Susi Susanti meraih medali emas bebarengan pula dengan kekasihnya yang juga atlet bulutangkis, Alan Budikusuma. Hal ini menjadikan mereka mendapat sebutan ” Gold Bride ” atau Pasangan Emas Indonesia. Inipun menjadi sejarah bagi Indonesia, karena itu adalah pertama kalinya Indonesia meraih emas dalam 50 tahun keikutsertaannya di Olimpiade. Selain itu, hal ini juga menjadi semacam tradisi yang harus dijaga, bahwa bulutangkis adalah cabang olahraga yang wajib mempersembahkan emas untuk Indonesia. Setelah menikah dan pensiun, Susi Susanti dan suaminya mendirikan ASTEC ( Alan and Susi Technology ), perusahaan pembuat raket, utamanya raket badminton yang bermarkas di China.

5.Rexy Mainaky – Ricky Soebagja

Legenda lain hadir dari sektor ganda pria Indonesia. Pasangan yang lahir dari racikan salah satu legenda Indonesia, Christian Hadinata, ini pada masanya adalah pasangan ganda pria terbaik dan paling sukses di dunia bulutangkis. Mereka dikenal karena kecepatan, reflex dan juga kekuatan pukulannya. Mereka merajai pagelaran bulutangkis dunia untuk sektor ganda pria selama hampir 1o tahun. Selama itu pula Rexy/Ricky berhasil menjuarai semua kejuaraan bulutangkis besar yang pernah diadakan di planet ini setidaknya sekali, dengan total menjadi juara lebih dari 30 kali.

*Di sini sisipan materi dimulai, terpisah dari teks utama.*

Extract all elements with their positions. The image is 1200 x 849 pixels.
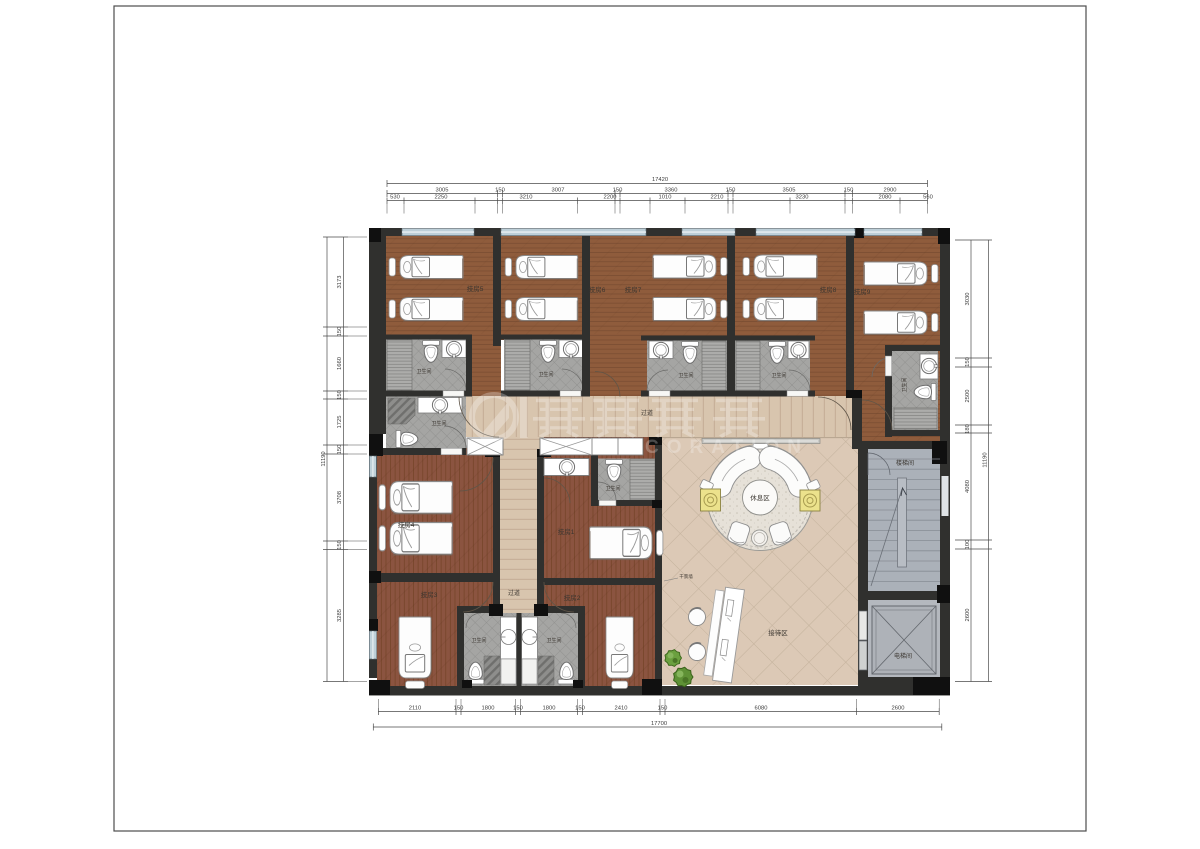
svg-text:技房9: 技房9 [854, 287, 871, 296]
svg-text:楼梯间: 楼梯间 [896, 459, 914, 467]
svg-text:1660: 1660 [337, 357, 343, 370]
svg-text:2600: 2600 [965, 609, 971, 622]
svg-text:干景墙: 干景墙 [679, 573, 693, 580]
svg-text:2250: 2250 [435, 195, 448, 201]
svg-text:150: 150 [454, 706, 464, 712]
svg-text:休息区: 休息区 [750, 493, 770, 502]
svg-text:150: 150 [337, 540, 343, 550]
svg-text:卫生间: 卫生间 [431, 420, 446, 427]
svg-text:530: 530 [390, 195, 400, 201]
svg-text:卫生间: 卫生间 [605, 485, 620, 492]
svg-text:卫生间: 卫生间 [901, 377, 908, 392]
svg-text:卫生间: 卫生间 [678, 372, 693, 379]
svg-text:3007: 3007 [552, 188, 565, 194]
svg-text:3708: 3708 [337, 491, 343, 504]
svg-text:技房3: 技房3 [421, 590, 438, 599]
svg-text:2200: 2200 [604, 195, 617, 201]
svg-text:3173: 3173 [337, 276, 343, 289]
svg-text:技房1: 技房1 [558, 527, 575, 536]
svg-text:过道: 过道 [641, 409, 653, 417]
svg-text:11190: 11190 [983, 452, 989, 467]
svg-text:2410: 2410 [615, 706, 628, 712]
svg-text:2110: 2110 [409, 706, 421, 712]
svg-text:2600: 2600 [892, 706, 905, 712]
svg-text:1725: 1725 [337, 416, 343, 429]
svg-text:过道: 过道 [508, 589, 520, 597]
svg-text:17420: 17420 [652, 177, 668, 183]
svg-text:卫生间: 卫生间 [771, 372, 786, 379]
svg-text:CORATION: CORATION [645, 437, 809, 458]
svg-text:技房6: 技房6 [589, 285, 606, 294]
svg-text:4080: 4080 [965, 480, 971, 493]
svg-text:6080: 6080 [755, 706, 768, 712]
svg-text:100: 100 [965, 540, 971, 550]
svg-text:1800: 1800 [482, 706, 495, 712]
svg-text:2500: 2500 [965, 390, 971, 403]
svg-text:150: 150 [844, 188, 854, 194]
svg-text:150: 150 [513, 706, 523, 712]
svg-text:150: 150 [726, 188, 736, 194]
svg-text:3505: 3505 [783, 188, 796, 194]
svg-text:卫生间: 卫生间 [538, 371, 553, 378]
svg-text:2210: 2210 [711, 195, 724, 201]
svg-text:560: 560 [923, 195, 933, 201]
svg-text:电梯间: 电梯间 [894, 652, 912, 660]
svg-text:1800: 1800 [543, 706, 556, 712]
svg-text:17700: 17700 [651, 721, 667, 727]
svg-text:技房7: 技房7 [625, 285, 642, 294]
svg-text:3210: 3210 [520, 195, 533, 201]
svg-text:卫生间: 卫生间 [416, 368, 431, 375]
svg-text:卫生间: 卫生间 [471, 637, 486, 644]
svg-text:150: 150 [495, 188, 505, 194]
svg-text:卫生间: 卫生间 [546, 637, 561, 644]
svg-text:技房8: 技房8 [820, 285, 837, 294]
svg-text:1010: 1010 [659, 195, 672, 201]
svg-text:150: 150 [965, 357, 971, 367]
svg-text:180: 180 [965, 424, 971, 434]
svg-text:150: 150 [337, 445, 343, 455]
svg-text:150: 150 [658, 706, 668, 712]
svg-text:150: 150 [337, 327, 343, 337]
svg-text:3360: 3360 [665, 188, 678, 194]
svg-text:150: 150 [337, 390, 343, 400]
svg-text:技房4: 技房4 [398, 520, 415, 529]
svg-text:2900: 2900 [884, 188, 897, 194]
svg-text:3230: 3230 [796, 195, 809, 201]
svg-text:3005: 3005 [436, 188, 449, 194]
svg-text:3285: 3285 [337, 609, 343, 622]
svg-text:150: 150 [575, 706, 585, 712]
svg-text:2080: 2080 [879, 195, 892, 201]
svg-text:3030: 3030 [965, 293, 971, 306]
svg-text:接待区: 接待区 [768, 628, 788, 637]
svg-text:150: 150 [613, 188, 623, 194]
svg-text:11190: 11190 [321, 451, 327, 466]
svg-text:技房5: 技房5 [467, 284, 484, 293]
svg-text:技房2: 技房2 [564, 593, 581, 602]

Setelah pensiun, Rexy Mainaky sempat menjadi pelatih atlet pelatnas bulutangkis dan mampu melahirkan sederet bintang-bintang muda baru seperti Sony Dwi Kuncoro dan Simon Santoso. Dia lalu hijrah ke Inggris, Malaysia dan Filipina untuk melatih disana, sebelum akhirnya kembali melatih di Indonesia. Untuk Ricky Soebagja, selepas pensiun dia menjadi pelatih klub bulutangkis di Batam dan menjadi Brand Ambasador Flypower, sebuah perusahaan peralatan bulutangkis di Indonesia. Pasangan Rexy Mainaky/ Ricky Soebagja dinobatkan masuk ke dalam Badminton Hall of Fame pada tahun 2009 lalu.

6.Taufik Hidayat

Siapa yang tidak mengenal pemain bulutangkis Indonesia satu ini. Gayanya yang terkesan bengal tapi tetap cool di luar lapangan, serta permainannya yang sangat menghibur di lapangan, membuat bukan saja penonton pria tapi juga penonton wanita berteriak histeris. Karena itulah atlet satu ini mendapat julukan Tangan Ajaib.

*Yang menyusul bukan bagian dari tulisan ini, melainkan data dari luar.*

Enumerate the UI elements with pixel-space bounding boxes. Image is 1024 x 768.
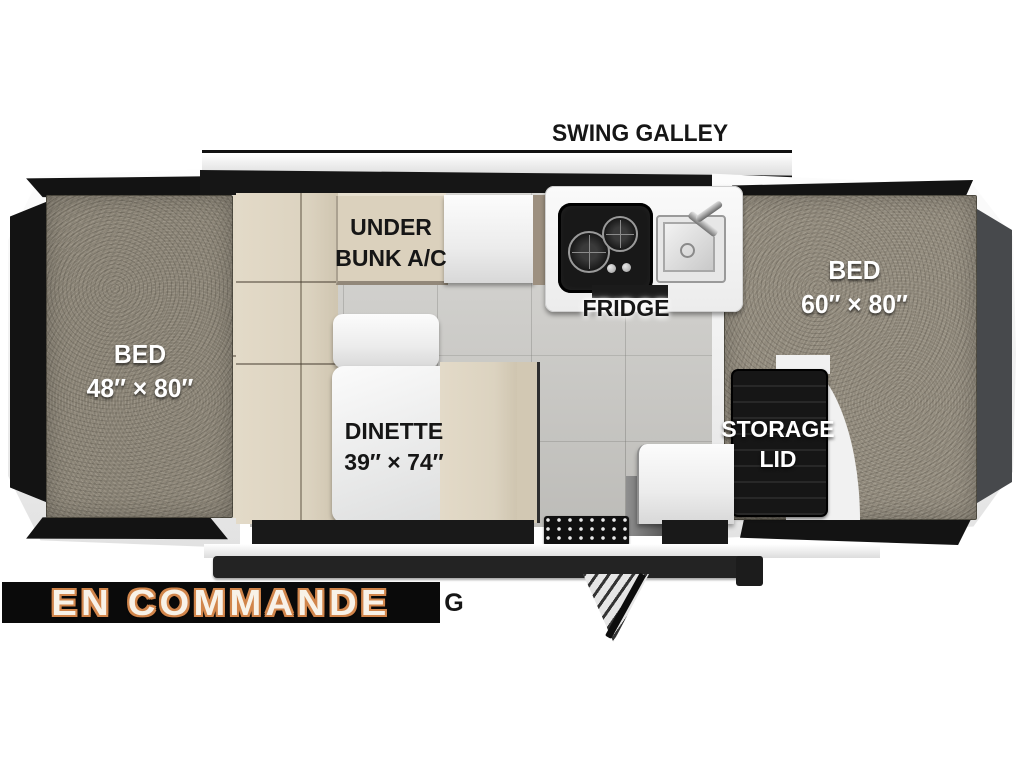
dinette-label: DINETTE39″ × 74″ <box>310 416 478 478</box>
bumper-rail <box>213 556 759 578</box>
fridge-label: FRIDGE <box>553 294 699 324</box>
bench-seam <box>236 281 338 283</box>
bed-right-name: BED <box>828 255 880 285</box>
bed-right-label: BED60″ × 80″ <box>757 254 952 322</box>
bumper-bracket <box>736 556 763 586</box>
storage-line1: STORAGE <box>721 416 834 442</box>
dinette-seat-back <box>333 314 439 368</box>
dinette-dim: 39″ × 74″ <box>344 449 443 475</box>
stove-knob-icon <box>622 263 631 272</box>
swing-galley-label: SWING GALLEY <box>526 118 754 149</box>
partial-model-text: G <box>438 587 470 620</box>
bed-left-label: BED48″ × 80″ <box>43 338 237 406</box>
left-tent-panel-bottom <box>22 514 228 542</box>
storage-lid-label: STORAGELID <box>716 414 840 475</box>
under-bunk-line2: BUNK A/C <box>335 245 447 271</box>
burner-icon <box>602 216 638 252</box>
floor-mat <box>252 520 534 546</box>
under-bunk-ac-label: UNDERBUNK A/C <box>300 212 482 274</box>
stove-icon <box>558 203 653 293</box>
sink-drain <box>680 243 695 258</box>
bench-seam <box>236 363 338 365</box>
dinette-name: DINETTE <box>345 418 443 444</box>
entry-step-mat <box>544 516 629 546</box>
status-banner-text: EN COMMANDE <box>51 582 390 624</box>
floor-mat <box>662 520 728 546</box>
bed-left-dim: 48″ × 80″ <box>87 373 194 403</box>
bed-left-name: BED <box>114 339 166 369</box>
sink-icon <box>656 215 726 283</box>
bed-right-dim: 60″ × 80″ <box>801 289 908 319</box>
storage-line2: LID <box>759 446 796 472</box>
floorplan-canvas: SWING GALLEY BED48″ × 80″ BED60″ × 80″ U… <box>0 0 1024 768</box>
dinette-bench-right-edge <box>517 362 540 523</box>
right-tent-panel-bottom <box>740 516 972 545</box>
under-bunk-line1: UNDER <box>350 214 432 240</box>
stove-knob-icon <box>607 264 616 273</box>
status-banner: EN COMMANDE <box>2 582 440 623</box>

Di dunia bulutangkis, Taufik Hidayat mempunyai rival abadi yang bernama Lin Dan, pebulutangkis asal China. Rivalitas antar keduanya sering menjadi buah bibir, serta fokus media dan publik bulutangkis saat itu. Di masa emasnya, Taufik Hidayat berhasil menjadi Juara Dunia, meraih medali emas olimpiade 2004 di Athena, 3 kali Juara Asia, 3 kali juara Asian Games serta 2 kali mengantarkan Indonesia meraih juara Thomas Cup. Sayang salah satu mimpinya yaitu meraih gelar juara di All England tidak bisa terwujud sampai dia pensiun.
Taufik Hidayat dikenal dengan teknik pukulan yang lengkap dan juga terukur seperti netting, backhand dan jumping smash yang tajam. Pada kejuaraan dunia tahun 2006, Taufik Hidayat berhasil memecahkan rekor jumping smash tercepat, mencapai 305 km/jam. Dia menikah dengan Ami Gumelar, putri dari Agum Gumelar, mantan Ketua Umum PSSI. Setelah pensiun, Taufik Hidayat mendirikan Taufik Hidayat Arena sebuah komplek arena olahraga di daerah Ciracas, Jakarta Timur.

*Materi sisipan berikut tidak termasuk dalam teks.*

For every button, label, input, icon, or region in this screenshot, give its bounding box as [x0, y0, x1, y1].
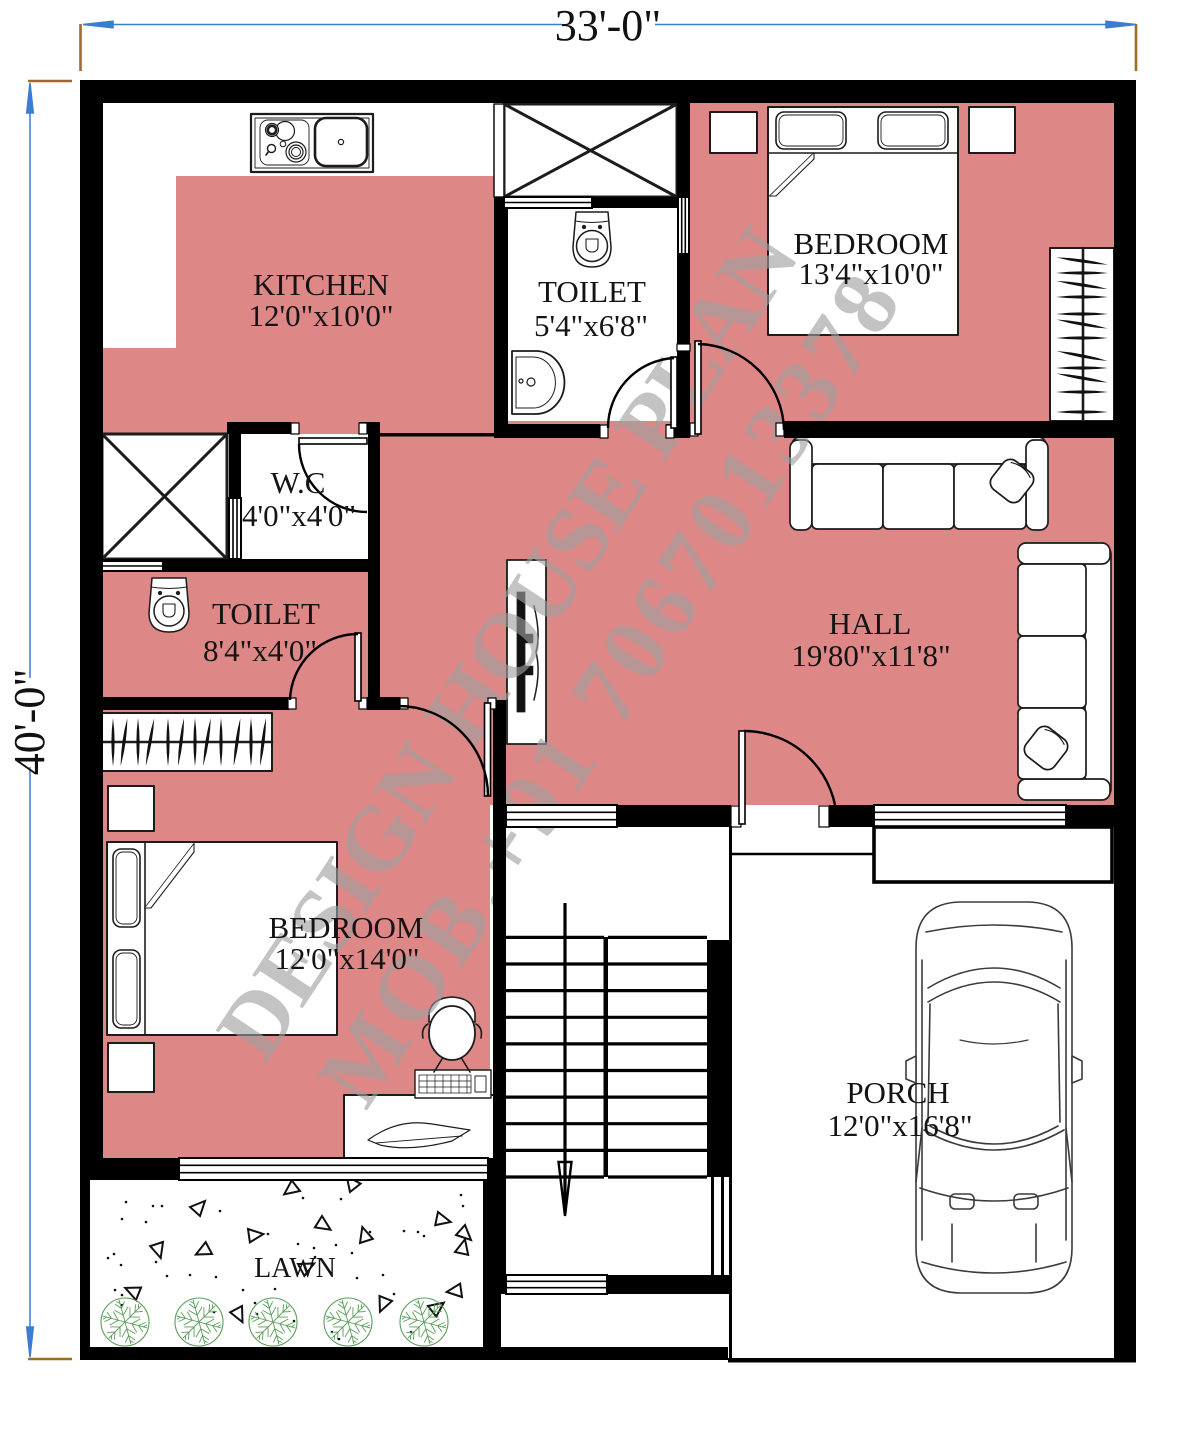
svg-text:33'-0": 33'-0" — [555, 1, 662, 50]
svg-text:4'0"x4'0": 4'0"x4'0" — [242, 498, 356, 533]
svg-text:40'-0": 40'-0" — [5, 669, 54, 776]
svg-text:12'0"x14'0": 12'0"x14'0" — [275, 941, 420, 976]
svg-text:5'4"x6'8": 5'4"x6'8" — [534, 308, 648, 343]
svg-text:TOILET: TOILET — [538, 274, 646, 309]
svg-text:12'0"x10'0": 12'0"x10'0" — [249, 298, 394, 333]
svg-text:KITCHEN: KITCHEN — [253, 267, 389, 302]
svg-text:PORCH: PORCH — [846, 1075, 949, 1110]
svg-text:BEDROOM: BEDROOM — [268, 910, 423, 945]
svg-text:19'80"x11'8": 19'80"x11'8" — [791, 638, 950, 673]
svg-text:12'0"x16'8": 12'0"x16'8" — [828, 1108, 973, 1143]
svg-text:W.C: W.C — [271, 465, 326, 500]
svg-text:8'4"x4'0": 8'4"x4'0" — [203, 633, 317, 668]
svg-text:LAWN: LAWN — [254, 1253, 336, 1284]
svg-text:HALL: HALL — [829, 606, 912, 641]
svg-text:13'4"x10'0": 13'4"x10'0" — [799, 256, 944, 291]
svg-text:TOILET: TOILET — [212, 596, 320, 631]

 Itulah beberapa legenda bulutangkis Indonesia. Masih banyaknya legenda lain yang namanya tidak akan cukup untuk dimasukkan satu persatu, seakan menjadi bukti bahwa Indonesia adalah negara yang kaya prestasi di cabang bulutangkis. Sama seperti Brazil dengan sepak bolanya, meskipun saat ini prestasi Indonesia di kancah dunia bulutangkis sedang naik turun, tapi yakinlah bahwa Indonesia tidak akan kekurangan bibit-bibit atlet muda yang siap mengukir prestasi dan menjadi legenda-legenda baru bulutangkis.